A total of 735 properties sold in the Victoria Real Estate Board region this October, a single property more than the 734 properties sold in October last year.


Inventory levels remain lower than last year, with 1,938 active listings for sale on the Victoria Real Estate Board Multiple Listing Service® at the end of October 2016, 38.9 per cent fewer than the 3,170 active listings at the end of October 2015.


“We continue to see low inventory hindering sales in the local market,” notes Mike Nugent, 2016 President of the Board. “Though our numbers are down from the record setting pace set this summer, the market is still moving quickly and is still very competitive for certain properties.
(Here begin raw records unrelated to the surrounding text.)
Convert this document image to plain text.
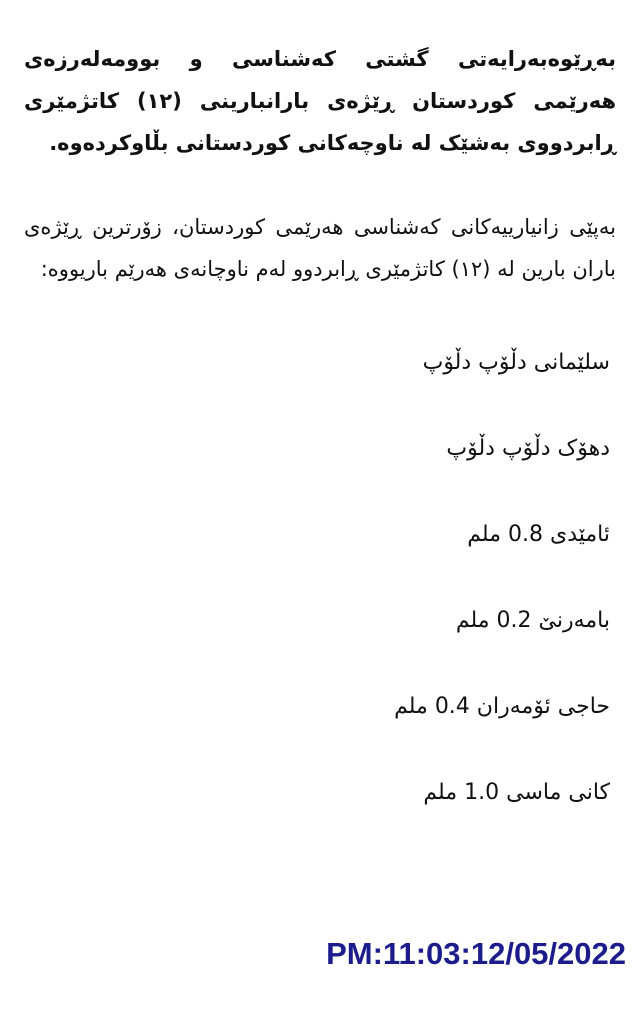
بەڕێوەبەرایەتی گشتی کەشناسی و بوومەلەرزەی هەرێمی کوردستان ڕێژەی بارانبارینی (١٢) کاتژمێری ڕابردووی بەشێک لە ناوچەکانی کوردستانی بڵاوکردەوە.

بەپێی زانیارییەکانی کەشناسی هەرێمی کوردستان، زۆرترین ڕێژەی باران بارین لە (١٢) کاتژمێری ڕابردوو لەم ناوچانەی هەرێم باریووە:

سلێمانی دڵۆپ دڵۆپ
دهۆک دڵۆپ دڵۆپ
ئامێدی 0.8 ملم
بامەرنێ 0.2 ملم
حاجی ئۆمەران 0.4 ملم
کانی ماسی 1.0 ملم
PM:11:03:12/05/2022
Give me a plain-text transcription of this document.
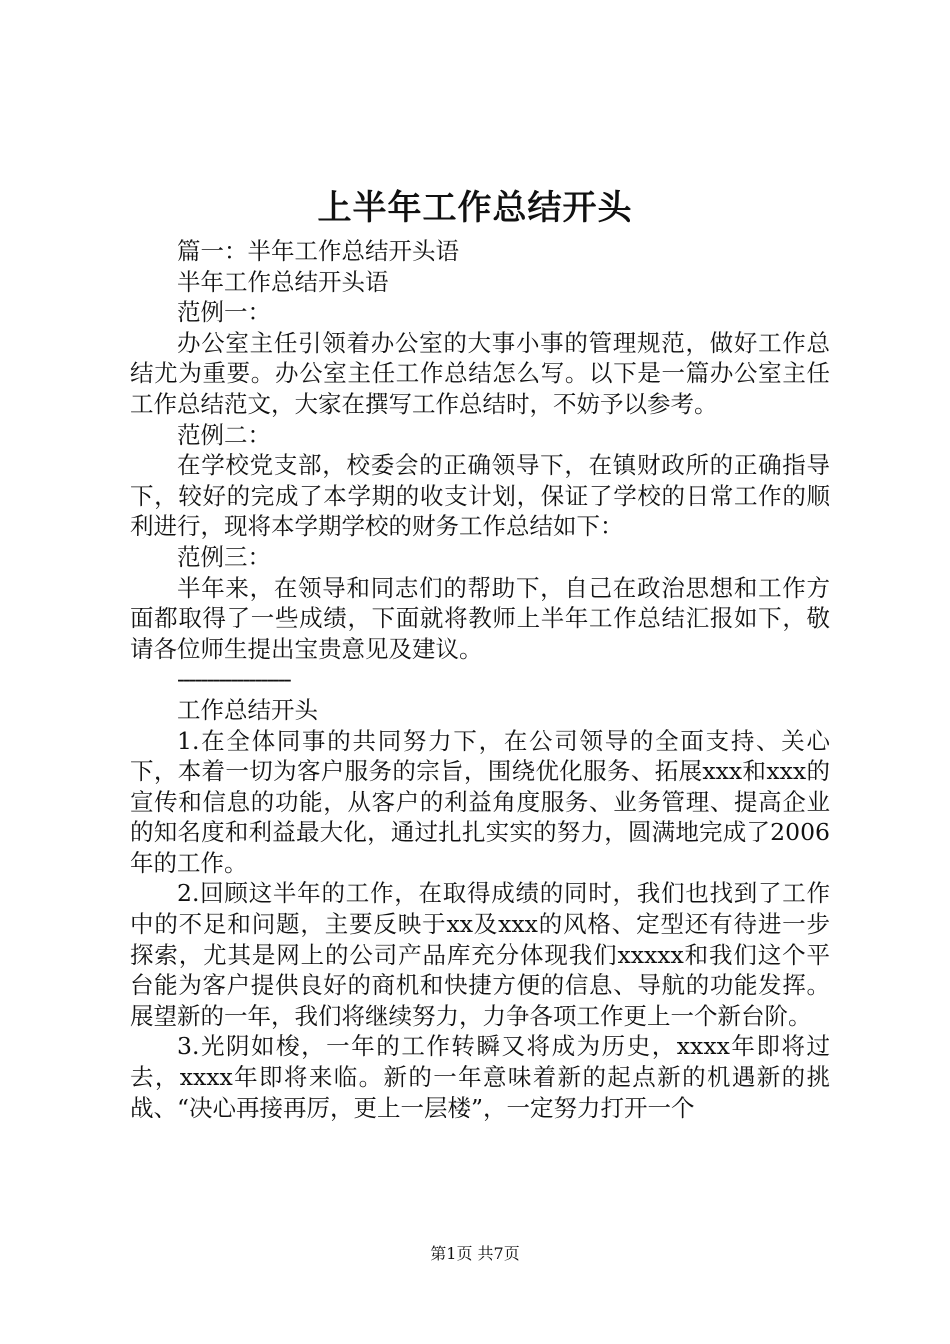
上半年工作总结开头

篇一：半年工作总结开头语

半年工作总结开头语

范例一：

办公室主任引领着办公室的大事小事的管理规范，做好工作总结尤为重要。办公室主任工作总结怎么写。以下是一篇办公室主任工作总结范文，大家在撰写工作总结时，不妨予以参考。

范例二：

在学校党支部，校委会的正确领导下，在镇财政所的正确指导下，较好的完成了本学期的收支计划，保证了学校的日常工作的顺利进行，现将本学期学校的财务工作总结如下：

范例三：

半年来，在领导和同志们的帮助下，自己在政治思想和工作方面都取得了一些成绩，下面就将教师上半年工作总结汇报如下，敬请各位师生提出宝贵意见及建议。

-------------------

工作总结开头

1.在全体同事的共同努力下，在公司领导的全面支持、关心下，本着一切为客户服务的宗旨，围绕优化服务、拓展xxx和xxx的宣传和信息的功能，从客户的利益角度服务、业务管理、提高企业的知名度和利益最大化，通过扎扎实实的努力，圆满地完成了2006年的工作。

2.回顾这半年的工作，在取得成绩的同时，我们也找到了工作中的不足和问题，主要反映于xx及xxx的风格、定型还有待进一步探索，尤其是网上的公司产品库充分体现我们xxxxx和我们这个平台能为客户提供良好的商机和快捷方便的信息、导航的功能发挥。展望新的一年，我们将继续努力，力争各项工作更上一个新台阶。

3.光阴如梭，一年的工作转瞬又将成为历史，xxxx年即将过去，xxxx年即将来临。新的一年意味着新的起点新的机遇新的挑战、“决心再接再厉，更上一层楼”，一定努力打开一个

第1页 共7页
High demand areas like Saanich and Oak Bay continue to see multiple offers and areas in the West Shore are also seeing sales over listed prices. In other areas, prices remain firm because of high demand and extremely limited inventory.”


The Multiple Listing Service® Home Price Index benchmark value for a single family home in the Victoria Core in October 2015 was $608,200. The benchmark value for the same home in October 2016 has increased by 24.1 per cent to $755,000.


“The federal government’s change to mortgage lending rules has also impacted buyers,” adds President Nugent. “Buyers that require mortgage insurance are able to qualify for significantly smaller mortgages than before the rule change and this is further limiting their options in a very restricted market. Some buyers have postponed their search in order to save up more of a down payment so they can work within these new limitations.”